In my review of the Zeiss Batis 25mm f/2 Distagon, I present a 4-page documentary series with numerous examples, all taken on a late October day hike near Mt Dana on a glittering post-snowstorm day:
- Post-Snowstorm Climb Part 1: Dawn to Sun
- Post-Snowstorm Climb Part 2: Ice and Snow with Sun and Clouds
- Post-Snowstorm Climb Part 3: The Day Wanes, Shadows Assert the Cold
- Post-Snowstorm Climb Part 4: Follow the Light Down
Includes images at sizes up to 24 megapixels, with large crops also.
This project took a while—sorting through hundreds of images, then processing them with care was no quick task, particularly with images utilizing the full dynamic range. But I confess to so much sheer enjoyment in that day’s outing that it was a real incentive to process the images. At the same time these images are very fine examples I think—and they show off just how fine a lens and camera the Sony A7R II + Zeiss Batis 25mm f/2 Distagon can be.

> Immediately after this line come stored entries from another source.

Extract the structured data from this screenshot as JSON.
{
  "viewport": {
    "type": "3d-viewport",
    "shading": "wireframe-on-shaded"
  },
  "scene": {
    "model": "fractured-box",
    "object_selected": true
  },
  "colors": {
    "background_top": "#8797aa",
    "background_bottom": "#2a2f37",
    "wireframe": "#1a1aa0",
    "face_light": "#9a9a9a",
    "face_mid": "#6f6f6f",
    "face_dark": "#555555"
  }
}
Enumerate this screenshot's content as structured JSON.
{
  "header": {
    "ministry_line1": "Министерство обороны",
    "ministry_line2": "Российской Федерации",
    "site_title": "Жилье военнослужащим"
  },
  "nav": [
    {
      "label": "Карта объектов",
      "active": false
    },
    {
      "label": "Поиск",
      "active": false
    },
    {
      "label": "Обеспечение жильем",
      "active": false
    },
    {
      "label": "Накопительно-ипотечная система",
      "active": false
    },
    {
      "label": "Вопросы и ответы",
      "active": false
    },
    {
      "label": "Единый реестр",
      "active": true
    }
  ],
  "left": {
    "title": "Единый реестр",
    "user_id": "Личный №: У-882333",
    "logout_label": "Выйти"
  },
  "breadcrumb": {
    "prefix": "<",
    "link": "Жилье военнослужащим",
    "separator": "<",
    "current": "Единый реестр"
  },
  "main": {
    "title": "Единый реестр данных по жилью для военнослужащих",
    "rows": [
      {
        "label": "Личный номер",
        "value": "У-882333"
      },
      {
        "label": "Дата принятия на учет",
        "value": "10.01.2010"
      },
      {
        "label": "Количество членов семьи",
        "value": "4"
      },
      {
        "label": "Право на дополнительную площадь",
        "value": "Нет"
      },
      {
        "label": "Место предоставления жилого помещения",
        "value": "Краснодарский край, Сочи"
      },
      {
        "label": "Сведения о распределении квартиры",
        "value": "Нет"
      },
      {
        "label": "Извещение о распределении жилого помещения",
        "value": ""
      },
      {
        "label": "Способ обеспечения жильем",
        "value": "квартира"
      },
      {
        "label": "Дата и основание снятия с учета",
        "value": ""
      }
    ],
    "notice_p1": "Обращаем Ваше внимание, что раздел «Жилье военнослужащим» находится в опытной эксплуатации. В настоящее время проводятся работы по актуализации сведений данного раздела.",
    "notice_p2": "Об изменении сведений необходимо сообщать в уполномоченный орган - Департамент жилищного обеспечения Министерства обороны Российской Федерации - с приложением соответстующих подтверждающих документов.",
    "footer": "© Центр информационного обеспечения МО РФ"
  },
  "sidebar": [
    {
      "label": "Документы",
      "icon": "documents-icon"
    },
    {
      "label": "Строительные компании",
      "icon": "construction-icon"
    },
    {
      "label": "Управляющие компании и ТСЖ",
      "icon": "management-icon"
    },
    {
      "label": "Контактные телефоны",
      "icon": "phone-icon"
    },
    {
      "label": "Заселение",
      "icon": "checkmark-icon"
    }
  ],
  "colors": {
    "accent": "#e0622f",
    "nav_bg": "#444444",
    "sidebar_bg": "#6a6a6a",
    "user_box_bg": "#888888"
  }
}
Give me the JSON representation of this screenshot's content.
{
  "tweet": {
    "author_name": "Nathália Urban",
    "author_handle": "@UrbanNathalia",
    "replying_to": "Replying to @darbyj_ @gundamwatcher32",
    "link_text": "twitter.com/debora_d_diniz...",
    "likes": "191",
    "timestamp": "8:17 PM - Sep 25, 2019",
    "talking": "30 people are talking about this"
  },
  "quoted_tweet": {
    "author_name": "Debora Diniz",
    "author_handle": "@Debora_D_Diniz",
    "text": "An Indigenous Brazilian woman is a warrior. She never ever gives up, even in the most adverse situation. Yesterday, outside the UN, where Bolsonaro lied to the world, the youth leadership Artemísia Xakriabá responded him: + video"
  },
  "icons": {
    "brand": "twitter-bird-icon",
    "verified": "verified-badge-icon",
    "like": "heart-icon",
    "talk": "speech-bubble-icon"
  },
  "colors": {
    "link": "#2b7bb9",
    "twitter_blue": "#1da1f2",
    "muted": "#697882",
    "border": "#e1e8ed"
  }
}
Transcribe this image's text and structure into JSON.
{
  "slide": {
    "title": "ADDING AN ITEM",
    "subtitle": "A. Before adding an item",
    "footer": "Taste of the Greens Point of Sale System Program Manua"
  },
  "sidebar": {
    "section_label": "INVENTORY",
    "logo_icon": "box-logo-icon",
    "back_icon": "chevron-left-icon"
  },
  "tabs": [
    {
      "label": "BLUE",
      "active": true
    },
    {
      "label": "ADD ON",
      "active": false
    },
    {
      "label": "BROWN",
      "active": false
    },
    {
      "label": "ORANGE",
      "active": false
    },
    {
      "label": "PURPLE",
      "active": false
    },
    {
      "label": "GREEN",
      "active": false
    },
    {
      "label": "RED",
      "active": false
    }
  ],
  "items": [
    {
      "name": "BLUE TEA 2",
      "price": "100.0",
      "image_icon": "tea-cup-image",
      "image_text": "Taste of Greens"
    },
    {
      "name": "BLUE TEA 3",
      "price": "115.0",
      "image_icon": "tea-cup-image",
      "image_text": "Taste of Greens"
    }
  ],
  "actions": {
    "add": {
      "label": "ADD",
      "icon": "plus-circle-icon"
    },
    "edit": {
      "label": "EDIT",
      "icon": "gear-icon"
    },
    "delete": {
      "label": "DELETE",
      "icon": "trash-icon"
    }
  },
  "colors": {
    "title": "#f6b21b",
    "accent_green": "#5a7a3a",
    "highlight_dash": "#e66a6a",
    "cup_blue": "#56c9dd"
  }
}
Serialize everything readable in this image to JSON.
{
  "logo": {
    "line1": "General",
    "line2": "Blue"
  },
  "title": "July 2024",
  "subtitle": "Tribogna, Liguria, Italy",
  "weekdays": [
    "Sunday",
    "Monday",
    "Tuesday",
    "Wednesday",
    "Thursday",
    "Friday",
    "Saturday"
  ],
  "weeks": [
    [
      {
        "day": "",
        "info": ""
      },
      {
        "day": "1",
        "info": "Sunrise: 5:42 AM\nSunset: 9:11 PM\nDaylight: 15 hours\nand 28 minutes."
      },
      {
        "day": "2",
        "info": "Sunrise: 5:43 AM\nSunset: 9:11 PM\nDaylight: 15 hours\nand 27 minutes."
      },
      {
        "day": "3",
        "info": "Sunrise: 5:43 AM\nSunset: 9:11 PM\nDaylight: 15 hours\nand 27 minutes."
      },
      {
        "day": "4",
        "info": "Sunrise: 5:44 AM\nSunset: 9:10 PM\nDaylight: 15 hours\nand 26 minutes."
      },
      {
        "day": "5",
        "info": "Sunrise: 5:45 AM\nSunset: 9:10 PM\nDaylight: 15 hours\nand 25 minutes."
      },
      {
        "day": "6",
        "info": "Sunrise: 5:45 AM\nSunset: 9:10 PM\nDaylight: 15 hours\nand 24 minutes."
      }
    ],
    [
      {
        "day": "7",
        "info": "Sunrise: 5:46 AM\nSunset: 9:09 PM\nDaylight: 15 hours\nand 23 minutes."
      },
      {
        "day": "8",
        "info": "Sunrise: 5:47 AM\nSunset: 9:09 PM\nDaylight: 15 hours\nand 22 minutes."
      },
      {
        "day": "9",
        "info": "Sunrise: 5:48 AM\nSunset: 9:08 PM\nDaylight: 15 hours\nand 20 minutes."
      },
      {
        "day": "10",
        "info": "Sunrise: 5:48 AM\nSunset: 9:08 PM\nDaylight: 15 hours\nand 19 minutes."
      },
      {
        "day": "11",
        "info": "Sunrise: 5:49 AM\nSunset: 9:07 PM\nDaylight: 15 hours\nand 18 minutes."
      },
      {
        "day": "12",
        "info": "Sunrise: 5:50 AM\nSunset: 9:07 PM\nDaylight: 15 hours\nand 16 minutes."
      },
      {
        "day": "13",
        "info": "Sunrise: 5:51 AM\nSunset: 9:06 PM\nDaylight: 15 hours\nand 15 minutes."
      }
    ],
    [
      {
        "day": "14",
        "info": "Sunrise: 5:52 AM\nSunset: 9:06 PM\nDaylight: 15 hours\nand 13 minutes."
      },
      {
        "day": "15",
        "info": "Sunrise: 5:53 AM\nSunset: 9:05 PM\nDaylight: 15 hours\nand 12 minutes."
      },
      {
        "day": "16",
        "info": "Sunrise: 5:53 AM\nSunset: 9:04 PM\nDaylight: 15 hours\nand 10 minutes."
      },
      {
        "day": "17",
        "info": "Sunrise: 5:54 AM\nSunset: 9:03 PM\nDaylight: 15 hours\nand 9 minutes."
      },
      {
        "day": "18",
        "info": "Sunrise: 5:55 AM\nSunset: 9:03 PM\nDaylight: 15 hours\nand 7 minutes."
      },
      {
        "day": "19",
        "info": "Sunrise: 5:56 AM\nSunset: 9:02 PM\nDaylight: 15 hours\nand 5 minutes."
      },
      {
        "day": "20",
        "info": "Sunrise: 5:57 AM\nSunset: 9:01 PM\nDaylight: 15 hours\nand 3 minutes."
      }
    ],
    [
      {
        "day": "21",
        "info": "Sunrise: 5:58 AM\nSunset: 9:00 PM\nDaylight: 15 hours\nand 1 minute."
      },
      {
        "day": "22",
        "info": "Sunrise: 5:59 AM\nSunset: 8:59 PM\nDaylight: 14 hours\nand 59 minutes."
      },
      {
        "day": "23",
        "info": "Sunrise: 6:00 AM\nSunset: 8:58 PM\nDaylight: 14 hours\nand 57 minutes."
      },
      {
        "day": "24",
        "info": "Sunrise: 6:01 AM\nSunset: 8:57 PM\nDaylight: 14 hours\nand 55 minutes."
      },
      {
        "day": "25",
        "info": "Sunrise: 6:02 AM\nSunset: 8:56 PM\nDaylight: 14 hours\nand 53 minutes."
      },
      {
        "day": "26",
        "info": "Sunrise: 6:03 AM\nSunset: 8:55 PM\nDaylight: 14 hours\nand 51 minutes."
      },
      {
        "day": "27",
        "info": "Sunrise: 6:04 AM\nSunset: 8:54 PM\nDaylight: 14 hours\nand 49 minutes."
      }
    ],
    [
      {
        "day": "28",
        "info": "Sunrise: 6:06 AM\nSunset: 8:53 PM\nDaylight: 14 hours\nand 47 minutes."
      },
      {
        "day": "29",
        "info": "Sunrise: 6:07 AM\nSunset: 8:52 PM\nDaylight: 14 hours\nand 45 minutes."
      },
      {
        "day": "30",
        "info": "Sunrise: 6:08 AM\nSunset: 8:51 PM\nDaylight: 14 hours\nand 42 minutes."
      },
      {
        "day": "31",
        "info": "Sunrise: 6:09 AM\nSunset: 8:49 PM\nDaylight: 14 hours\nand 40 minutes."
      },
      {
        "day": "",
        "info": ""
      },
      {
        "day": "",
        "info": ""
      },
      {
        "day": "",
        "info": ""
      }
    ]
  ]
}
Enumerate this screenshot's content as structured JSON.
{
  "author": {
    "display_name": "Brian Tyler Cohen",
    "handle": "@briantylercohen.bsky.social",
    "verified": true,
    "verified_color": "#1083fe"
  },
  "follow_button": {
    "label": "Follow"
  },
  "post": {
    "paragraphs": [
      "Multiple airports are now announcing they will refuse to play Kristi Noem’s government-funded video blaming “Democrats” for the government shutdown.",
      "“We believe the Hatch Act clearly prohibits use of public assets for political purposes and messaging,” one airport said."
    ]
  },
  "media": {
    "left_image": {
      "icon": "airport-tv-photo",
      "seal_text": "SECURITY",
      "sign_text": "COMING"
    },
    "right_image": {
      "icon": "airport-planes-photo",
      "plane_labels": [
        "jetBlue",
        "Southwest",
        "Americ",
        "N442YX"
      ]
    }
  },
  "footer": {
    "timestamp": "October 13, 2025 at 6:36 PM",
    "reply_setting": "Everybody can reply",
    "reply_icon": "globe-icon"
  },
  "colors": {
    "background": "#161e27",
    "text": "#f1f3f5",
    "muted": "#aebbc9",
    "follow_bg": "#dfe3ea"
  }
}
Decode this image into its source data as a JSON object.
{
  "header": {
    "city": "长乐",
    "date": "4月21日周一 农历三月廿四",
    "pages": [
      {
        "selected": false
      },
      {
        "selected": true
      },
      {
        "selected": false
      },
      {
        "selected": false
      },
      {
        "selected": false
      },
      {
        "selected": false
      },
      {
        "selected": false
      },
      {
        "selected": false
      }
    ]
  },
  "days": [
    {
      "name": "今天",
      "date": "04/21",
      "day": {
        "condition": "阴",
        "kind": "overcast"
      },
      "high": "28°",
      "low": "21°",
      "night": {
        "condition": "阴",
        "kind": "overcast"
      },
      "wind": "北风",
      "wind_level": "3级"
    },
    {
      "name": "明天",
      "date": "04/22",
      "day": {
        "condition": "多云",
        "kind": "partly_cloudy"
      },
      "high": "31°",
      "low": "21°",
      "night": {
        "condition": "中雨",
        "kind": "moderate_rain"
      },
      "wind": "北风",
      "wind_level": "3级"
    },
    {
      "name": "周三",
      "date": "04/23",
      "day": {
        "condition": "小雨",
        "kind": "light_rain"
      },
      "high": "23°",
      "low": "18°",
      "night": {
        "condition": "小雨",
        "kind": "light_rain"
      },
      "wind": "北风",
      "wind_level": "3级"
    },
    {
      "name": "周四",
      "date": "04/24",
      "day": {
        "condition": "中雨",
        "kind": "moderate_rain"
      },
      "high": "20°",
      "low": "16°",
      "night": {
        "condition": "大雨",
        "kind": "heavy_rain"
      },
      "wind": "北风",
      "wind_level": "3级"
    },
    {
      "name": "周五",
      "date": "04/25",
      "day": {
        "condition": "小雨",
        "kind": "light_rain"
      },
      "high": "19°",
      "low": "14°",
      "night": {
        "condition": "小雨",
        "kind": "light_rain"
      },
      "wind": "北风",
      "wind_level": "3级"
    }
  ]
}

The images are spectacular on the 14.7 megapixel display of the iMac 5K. If you’re viewing them on something else, it’s like 1080p vs super 4K UltraHD—no contest. Really, there is nothing else that can touch display satisfaction of the iMac 5K*. Any and all readers out there who enjoy photography really must have the late 2015 iMac 5K because it sets a new standard for viewing pleasure: it’s like looking at an 11 X 14 'chrome', only bigger. If nothing else, buy one only for the display—seriously—because it costs less than a lot of displays.
OK, that sounds like hyperbole, but have you experienced it properly? The 4320-wide image sizes that I publish just about perfectly fill the iMac 5K screen vertically (the 6048 size is great fun too, even if a bit of scrolling is needed). Skeptical? Don’t assume; look. It is fair to wonder what is the point of a ~12MP or ~16MP camera that falls short of filling the display or just barely manages it when surely 8K displays are only a few years off. A 4K display has a measly 8.3 megapixels. BTW, anyone using a HiDPI or Retina display should be viewing at 50% magnification (which is actual pixels on a 2:1 retina display), so that no scaling is done.
* Clearly the highest quality view available, but not the best choice for professional image editing or color management—use the NEC PA302W or similar.